Director fees rising slowly, company risks rising
An increasingly complex operating environment is demanding more time from directors, the latest annual Directors’ Fees Report 2018 has found.
Directors are working harder and longer as they grapple with an increasingly complex business environment and more
company risk.
The Directors’ Fees Report 2018, a joint publication between the Institute of Directors and EY New Zealand, reveals median fees for non-executive
directors have risen only 2.3% in the past 12 months, from $44,000 to $45,000. At the same time, executive directors’
fees rose from a median $35,000 to 436,000, an increase of 2.9%.
“Directors are spending more time on strategy, performance, compliance and risk-oversight. Public scrutiny on
performance and behaviour can be intense, and fiduciary responsibility is weighty,” says Institute of Directors Chief
Executive Kirsten Patterson.
Time spent by directors on board matters has increased from 106 hours a year in 2017 to 127 hours in 2018. This is up
from 88 hours in 2014. Seventy-nine percent of boards meet six to 15 times a year and most professional non-executive
directors have an average of four directorships.
“Nowadays there are more legislative and regulatory requirements, including health and safety issues. Directors must
keep on top of complex risks such as cybersecurity and climate change. There is more disclosure, reporting and
transparency expected on environmental and social impacts.”
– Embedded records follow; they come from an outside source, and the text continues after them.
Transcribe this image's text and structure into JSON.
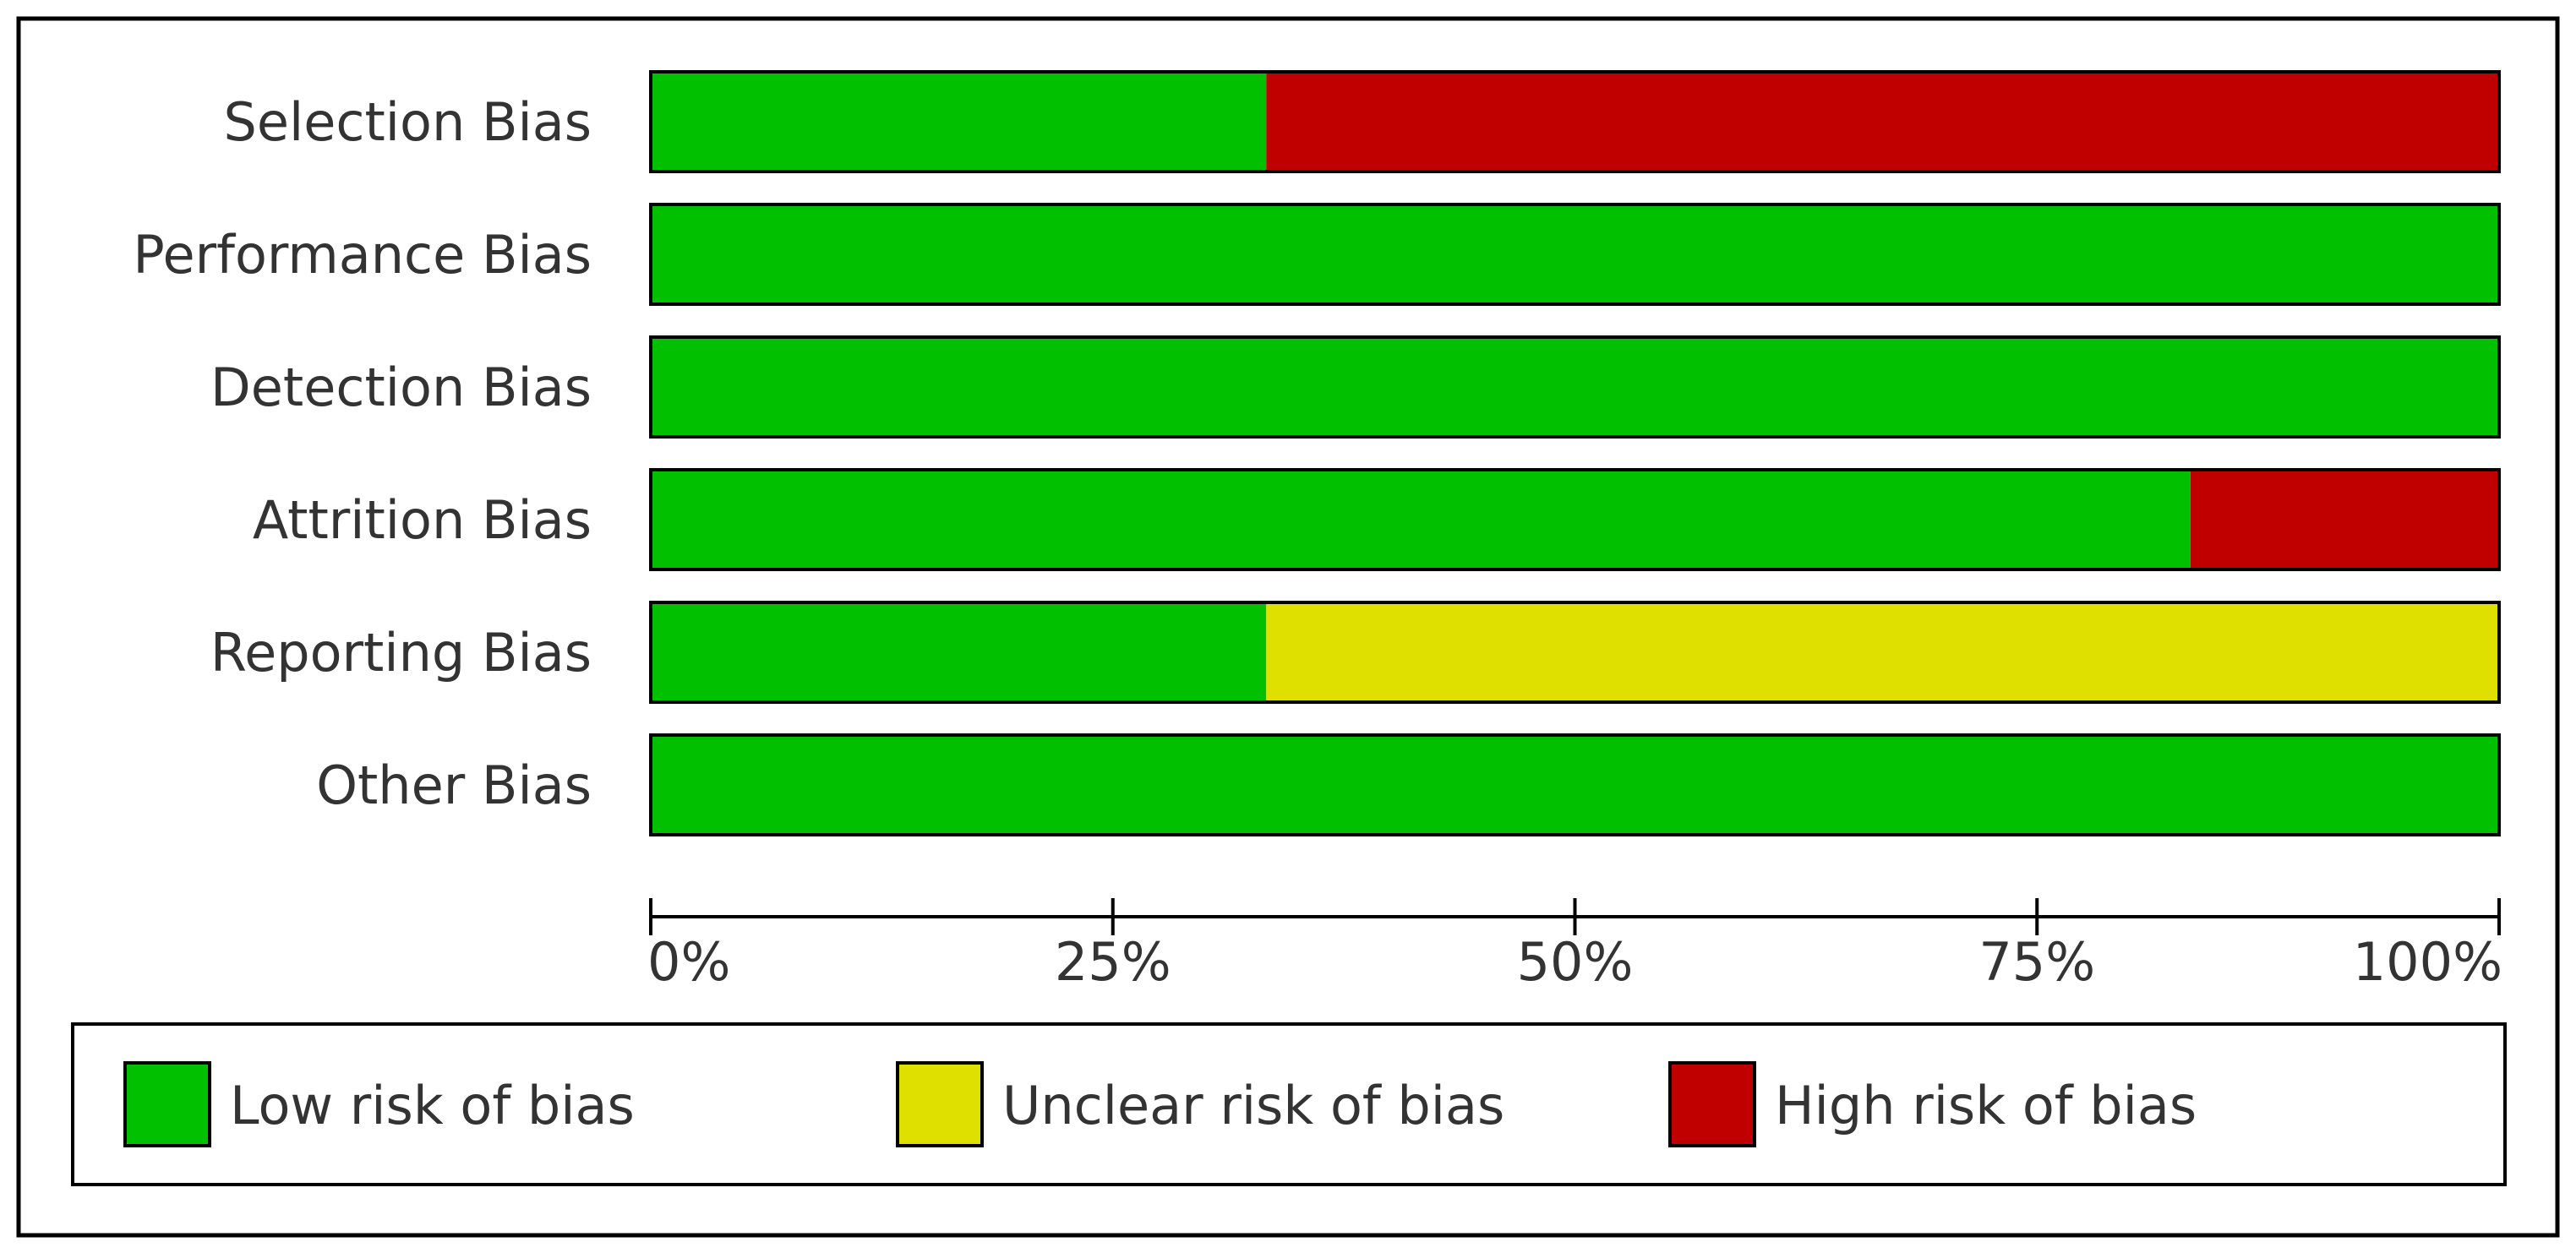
{
  "chart_data": {
    "type": "bar",
    "orientation": "horizontal",
    "stacked": true,
    "categories": [
      "Selection Bias",
      "Performance Bias",
      "Detection Bias",
      "Attrition Bias",
      "Reporting Bias",
      "Other Bias"
    ],
    "series": [
      {
        "name": "Low risk of bias",
        "color": "#00c000",
        "values": [
          33.3,
          100,
          100,
          83.3,
          33.3,
          100
        ]
      },
      {
        "name": "Unclear risk of bias",
        "color": "#e0e000",
        "values": [
          0,
          0,
          0,
          0,
          66.7,
          0
        ]
      },
      {
        "name": "High risk of bias",
        "color": "#c00000",
        "values": [
          66.7,
          0,
          0,
          16.7,
          0,
          0
        ]
      }
    ],
    "xlim": [
      0,
      100
    ],
    "xticks": [
      0,
      25,
      50,
      75,
      100
    ],
    "xtick_labels": [
      "0%",
      "25%",
      "50%",
      "75%",
      "100%"
    ],
    "grid": false,
    "legend_position": "bottom"
  }
}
“For directors to lead sustainable organisations, they need to keep up with rapid technological advances, disruptive
business models and engaged stakeholders.”
Adding to responsibilities has been the revised NZX Corporate Governance Code 2017, applying from 31 December 2017, and
the refreshed Financial Markets Authority (FMA) corporate governance principles and guidelines, which took effect from
February 2018.
“Directors’ fees should be transparent, fair and reasonable,” says Kirsten Patterson. “Boards should support and
justify fees with good disclosure, governance and accountability practices.
Fifty-eight percent (58%) of non-executive directors in the survey sample said they were happy with what they were paid.
Seventy-six percent of organisations provided directors with liability insurance.
EY New Zealand Partner Una Diver says while boards are typically good at providing oversight of financial risk,
historically there has been less focus on non-financial areas.
“The report encourages boards to closely monitor how non-financial risks – including reputation and conduct – are
identified, rated and remedied,” Una Diver says.
The survey showed the number of women non-executive directors on boards increased by 4% - up from 30% in 2017 to 34% in
2018. Kirsten Patterson says this increase is a healthy trend, though the Institute would like to see further movements
towards more diversity.
Women board chairs had the largest median increase in fees in 2018, surpassing male chair fees. A woman board chair is
paid a median $60,000 fee compared to the median fee for a male chair which is $54,029. The women chairs work more hours
– a median of 194 hours worked compared to a median 152 hours worked by male chairs.
Una Diver believes there are lessons and learnings – and warnings - for all directors, regardless of industry sector or
geography, from the recently-released Australian Prudential Regulation Authority’s report into the Commonwealth Bank of
South Australia.
Alongside their traditional duties around oversight, governance and risk, directors are also expected to be closely
involved in the company’s broader impact on society, for example, organisation purpose and a “social licence to
operate”. So they must consider and engage with all stakeholders on governance, social and environmental issues, not
just shareholders.
“This means boards and management need to ask questions like ‘should we?’ rather than ‘can we?’” Diver says.
Most non-executive directors in the Fees Report 2018 survey sample were New Zealand European (85.3%). Other ethnicity figures were Māori (4.7%), UK and Irish Republic
(2.0%), Australian (1.4%), Northern American (0.8%) and Pacific peoples (0.7%).
Of the 1,546 organisations represented, 90% were New Zealand-owned. The organisations included 38% unlisted private
companies, 17% listed private companies and 21% not-for-profit organisations. The report analysed data collected from
2,158 directorships and 792 members of the Institute of Directors of New Zealand.
The report is a key source of detailed information on director remuneration trends in New Zealand, and market insights.
Data collected in the confidential survey is extensively checked for credibility and quality.
This year was the first time directors’ fees by market capitalisation was captured, as many listed companies view market
capitalisation as the best way to compare their directors’ fees with other entities with a similar market
capitalisation.
The full 109-page Directors’ Fees Report 2018 contains comprehensive detail and is available for purchase from EY.